Low Oil Prices Take Their Toll on Energy Stocks

West Texas Intermediate crude oil prices dipped below $44 per barrel to their lowest levels of 2017 this week, dragging down much of the U.S. energy sector. As the Standard & Poor’s 500 index continues to rip higher, energy stocks are losing their influence over the index.

The Energy Select Sector SPDR exchange-traded fund (ticker: XLE) is down more than 15 percent in 2017. At the same time, energy’s weighting in the S&P 500 has dropped below 6 percent to its lowest level since 2004. Prior to the collapse in oil prices in mid-2014, energy had held a greater that 10 percent weighting in the S&P 500 for about seven years.
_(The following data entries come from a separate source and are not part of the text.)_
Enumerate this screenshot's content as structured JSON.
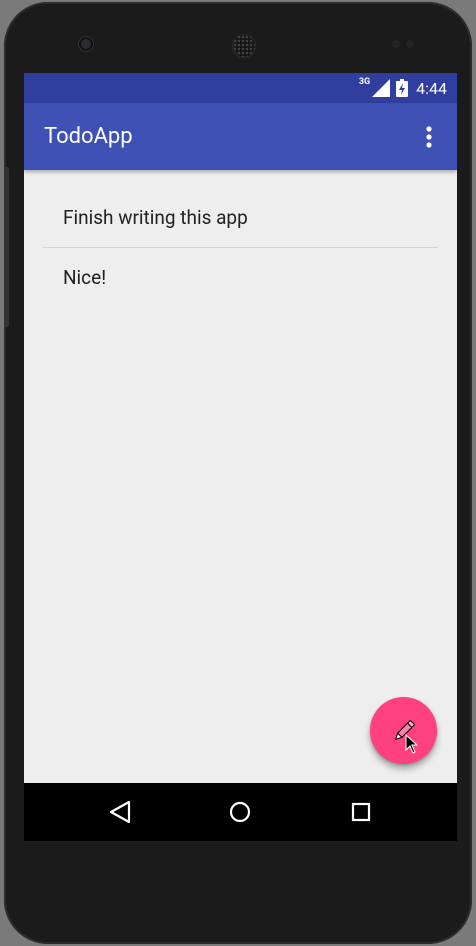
{
  "status_bar": {
    "network_label": "3G",
    "time": "4:44",
    "icons": [
      "signal-icon",
      "battery-charging-icon"
    ]
  },
  "app_bar": {
    "title": "TodoApp",
    "menu_icon": "more-vert-icon"
  },
  "todo_list": {
    "items": [
      {
        "text": "Finish writing this app"
      },
      {
        "text": "Nice!"
      }
    ]
  },
  "fab": {
    "icon": "pencil-icon",
    "color": "#ff4081"
  },
  "nav_bar": {
    "buttons": [
      "back-icon",
      "home-icon",
      "recents-icon"
    ]
  },
  "colors": {
    "primary": "#3f51b5",
    "primary_dark": "#303f9f",
    "accent": "#ff4081",
    "background": "#eeeeee"
  }
}
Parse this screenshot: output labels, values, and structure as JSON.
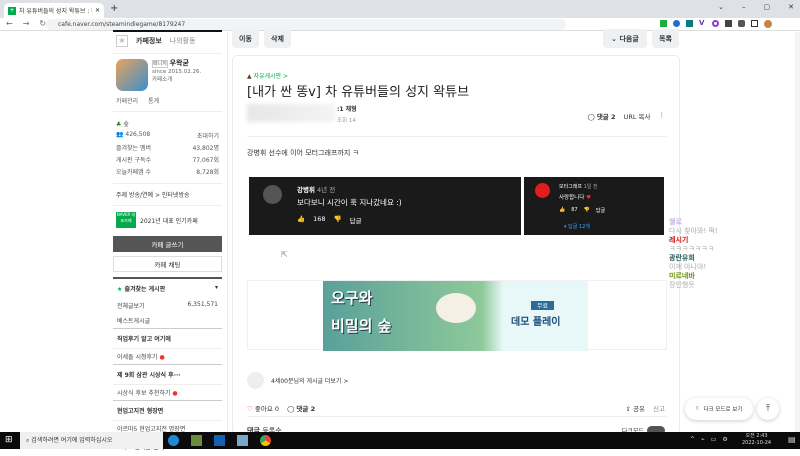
{
  "browser": {
    "tab_title": "차 유튜버들의 성지 왁튜브 : 네이",
    "new_tab": "+",
    "url": "cafe.naver.com/steamindiegame/8179247",
    "window_controls": [
      "⌄",
      "–",
      "▢",
      "✕"
    ]
  },
  "sidebar": {
    "tabs": [
      "카페정보",
      "나의활동"
    ],
    "manager_badge": "매니저",
    "manager_name": "우왁굳",
    "since": "since 2015.02.26.",
    "cafe_intro": "카페소개",
    "admin_links": [
      "카페관리",
      "통계"
    ],
    "level": "숲",
    "members": "426,508",
    "invite": "초대하기",
    "stats": [
      {
        "label": "즐겨찾는 멤버",
        "value": "43,802명"
      },
      {
        "label": "게시판 구독수",
        "value": "77,067회"
      },
      {
        "label": "오늘카페앱 수",
        "value": "8,728회"
      }
    ],
    "topic": "주제 방송/연예 > 인터넷방송",
    "naver_badge": "NAVER 대표카페",
    "award": "2021년 대표 인기카페",
    "write_button": "카페 글쓰기",
    "chat_button": "카페 채팅",
    "fav_boards_title": "즐겨찾는 게시판",
    "boards": [
      {
        "label": "전체글보기",
        "count": "6,351,571"
      },
      {
        "label": "베스트게시글"
      }
    ],
    "sections": [
      {
        "title": "직업후기 알고 여기에",
        "items": [
          "이세돌 시청후기"
        ]
      },
      {
        "title": "제 9회 삼관 시상식 후···",
        "items": [
          "시상식 후보 추천하기"
        ]
      },
      {
        "title": "현업고지전 형장면",
        "items": [
          "이르마5 현업고지전 명장면"
        ]
      },
      {
        "title": "2차 고멤티콘 할때"
      }
    ]
  },
  "toolbar": {
    "move": "이동",
    "delete": "삭제",
    "next": "다음글",
    "list": "목록"
  },
  "article": {
    "board": "자유게시판 >",
    "title": "[내가 싼 똥v] 차 유튜버들의 성지 왁튜브",
    "author_level": ":1 채형",
    "views": "조회 14",
    "comments": "댓글 2",
    "url_copy": "URL 복사",
    "body": "강병휘 선수에 이어 모터그래프까지 ㅋ",
    "yt1": {
      "name": "강병휘",
      "time": "4년 전",
      "text": "보다보니 시간이 훅 지나갔네요 :)",
      "likes": "168",
      "reply": "답글"
    },
    "yt2": {
      "name": "모터그래프",
      "time": "1일 전",
      "text": "사랑합니다",
      "likes": "87",
      "reply": "답글",
      "replies": "답글 12개"
    },
    "ad": {
      "title1": "오구와",
      "title2": "비밀의 숲",
      "free": "무료",
      "demo": "데모 플레이"
    },
    "author_more": "4세00분님의 게시글 더보기 >",
    "like": "좋아요 0",
    "comment_count": "댓글 2",
    "share": "공유",
    "report": "신고",
    "comment_header": "댓글",
    "sort": "등록순",
    "dark_toggle": "다크모드"
  },
  "chat": [
    {
      "name": "첼로",
      "text": "다시 찾아와! 떡!",
      "color": "#c9b8e0"
    },
    {
      "name": "레시기",
      "text": "ㅋㅋㅋㅋㅋㅋㅋ",
      "color": "#d01010"
    },
    {
      "name": "광란유희",
      "text": "이게 아니야!",
      "color": "#2e5e5e"
    },
    {
      "name": "미르네바",
      "text": "장인형듯",
      "color": "#6a8c10"
    }
  ],
  "float": {
    "dark_mode": "다크 모드로 보기",
    "top": "⤒"
  },
  "taskbar": {
    "search": "검색하려면 여기에 입력하십시오",
    "time": "오전 2:43",
    "date": "2022-10-24"
  }
}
This week’s swoon in oil prices represents a 20 percent decline from crude’s 52-week high, officially qualifying the pullback as a bear market. OPEC’s production cut deal last November has done little to eliminate the global crude oil supply glut, as U.S. and other non-OPEC producers have ramped up production. Nigeria and Libya, two OPEC member nations that are exempt from the current agreement, have also increased production.

According to some industry analysts, the worst is yet to come for oil prices.

Again Capital founding partner John Kilduff says oil prices are “most definitely” headed to $40 per barrel. “Not only do we have a struggle with production and an ineffectual OPEC [and] non-OPEC production regime, but you have this overhang again that is not clearing,” he says.

Energy Aspects co-founder and chief oil analyst Amrita Sen says she wouldn’t be surprised to see oil prices headed back into the $30s. “This is like a falling knife right now,” Sen says. “I genuinely haven’t seen sentiment this bad, ever. We have clients emailing saying they have been trading this for 20 or 30 years and they have never seen something like this.”

Even a rare bit of good fundamental news did little to stop oil’s decline this week. On Tuesday, the U.S. Energy Information Administration reported crude inventories declined by 2.7 million barrels, a larger decline than the 2.1 million barrels analysts were expecting.